Pour le moment, cette augmentation des taux de cinq CFC n’a pas compromis la résorption du trou dans la couche d’ozone, selon M. Western. « Mais qui sait ce qui nous attend si on ne s’attaque pas au problème ? » Par contre, les cinq CFC identifiés dans l’étude de Nature Geoscience aggravent d’environ 1 % le réchauffement de la planète, parce qu’ils sont des gaz à effet de serre particulièrement puissants.

Kigali

Les successeurs des CFC comme réfrigérants, les hydrofluorocarbures (HFC), sont bénins pour la couche d’ozone, mais ont presque le même potentiel de réchauffement de la planète. Pour cette raison, leur élimination et leur remplacement par d’autres molécules, probablement les hydrofluoroléfines (HFO), ont été prévus en 2016 par l’accord de Kigali (ratifié en 2017 par le Canada et en 2022 par les États-Unis).

« Il faut maintenant se demander s’il y aura des sous-produits de la production de HFO qui seront des CFC », a dit M. Western. Parisa Ariya, chimiste à l’Université McGill, indique que l’utilisation des HFC diminue partout en Occident, notamment au Canada.

« Mais la couche d’ozone est complexe et ses interactions avec le climat aussi », prévient-elle.

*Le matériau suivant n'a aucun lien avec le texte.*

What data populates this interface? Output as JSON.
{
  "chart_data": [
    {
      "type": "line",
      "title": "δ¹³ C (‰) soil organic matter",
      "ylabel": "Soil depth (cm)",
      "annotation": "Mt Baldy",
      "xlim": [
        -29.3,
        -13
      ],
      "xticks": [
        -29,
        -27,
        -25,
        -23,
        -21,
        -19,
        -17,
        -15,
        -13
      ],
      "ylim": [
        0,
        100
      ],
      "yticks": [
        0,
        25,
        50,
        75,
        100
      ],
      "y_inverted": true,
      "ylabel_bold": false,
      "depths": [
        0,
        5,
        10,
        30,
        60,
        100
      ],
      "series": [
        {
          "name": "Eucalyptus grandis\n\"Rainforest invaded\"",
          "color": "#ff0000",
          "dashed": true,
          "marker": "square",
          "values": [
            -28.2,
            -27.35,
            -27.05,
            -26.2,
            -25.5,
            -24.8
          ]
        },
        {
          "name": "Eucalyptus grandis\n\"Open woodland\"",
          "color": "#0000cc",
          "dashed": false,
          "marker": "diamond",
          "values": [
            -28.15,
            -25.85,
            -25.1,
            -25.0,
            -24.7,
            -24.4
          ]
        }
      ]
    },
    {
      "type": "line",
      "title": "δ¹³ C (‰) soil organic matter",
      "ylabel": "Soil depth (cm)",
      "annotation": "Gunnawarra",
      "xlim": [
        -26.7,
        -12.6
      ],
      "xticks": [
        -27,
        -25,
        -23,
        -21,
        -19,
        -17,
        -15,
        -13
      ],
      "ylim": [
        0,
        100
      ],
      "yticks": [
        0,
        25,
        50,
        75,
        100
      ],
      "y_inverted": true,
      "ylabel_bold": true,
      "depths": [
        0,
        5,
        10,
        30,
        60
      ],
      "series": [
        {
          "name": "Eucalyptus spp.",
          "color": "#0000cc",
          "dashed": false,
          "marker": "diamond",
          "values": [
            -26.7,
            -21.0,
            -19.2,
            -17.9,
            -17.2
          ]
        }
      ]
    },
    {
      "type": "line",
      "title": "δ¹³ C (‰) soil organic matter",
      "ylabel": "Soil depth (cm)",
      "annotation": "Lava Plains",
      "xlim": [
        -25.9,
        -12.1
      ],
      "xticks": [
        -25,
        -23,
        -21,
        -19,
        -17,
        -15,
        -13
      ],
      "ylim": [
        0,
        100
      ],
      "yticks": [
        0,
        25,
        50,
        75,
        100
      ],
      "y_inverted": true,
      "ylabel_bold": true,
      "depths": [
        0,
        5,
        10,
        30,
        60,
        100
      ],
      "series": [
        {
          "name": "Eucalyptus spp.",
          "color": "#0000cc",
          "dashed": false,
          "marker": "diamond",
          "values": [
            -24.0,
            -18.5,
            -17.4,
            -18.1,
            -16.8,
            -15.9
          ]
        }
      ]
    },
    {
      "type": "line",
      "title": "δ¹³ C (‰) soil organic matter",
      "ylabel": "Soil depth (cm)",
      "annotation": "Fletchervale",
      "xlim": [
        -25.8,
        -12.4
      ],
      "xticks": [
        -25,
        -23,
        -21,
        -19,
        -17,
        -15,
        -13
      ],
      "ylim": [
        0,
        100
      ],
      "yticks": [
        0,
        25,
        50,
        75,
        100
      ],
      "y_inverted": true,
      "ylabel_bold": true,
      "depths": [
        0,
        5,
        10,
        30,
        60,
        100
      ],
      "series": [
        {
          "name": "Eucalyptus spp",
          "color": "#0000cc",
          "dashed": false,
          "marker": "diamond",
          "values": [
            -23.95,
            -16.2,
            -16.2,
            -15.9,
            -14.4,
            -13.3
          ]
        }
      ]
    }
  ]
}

Son collègue Patrick Hayes, de l’Université de Montréal, s’inquiète lui aussi de voir un nouvel écueil survenir dans la guérison de la couche d’ozone. « C’est assez surprenant. Après la controverse sur les émissions illégales de CFC en Chine, voilà un autre problème. Quand cela va-t-il s’arrêter ? »

L’énigme chinoise 

La production illégale de CFC-11 en Chine a été détectée en 2018 et les usines ont été fermées. Mais cela demeure un sujet délicat. « Nous n’avons pas accès aux données chinoises sur les émissions de CFC malgré nos collaborations avec des chercheurs chinois », dit M. Western. Son collègue Stefan Reimann rapporte que des stations de mesure en Corée du Sud peuvent couvrir une partie de la Chine. « Disons qu’il y a de la place à l’amélioration dans le partage des données. »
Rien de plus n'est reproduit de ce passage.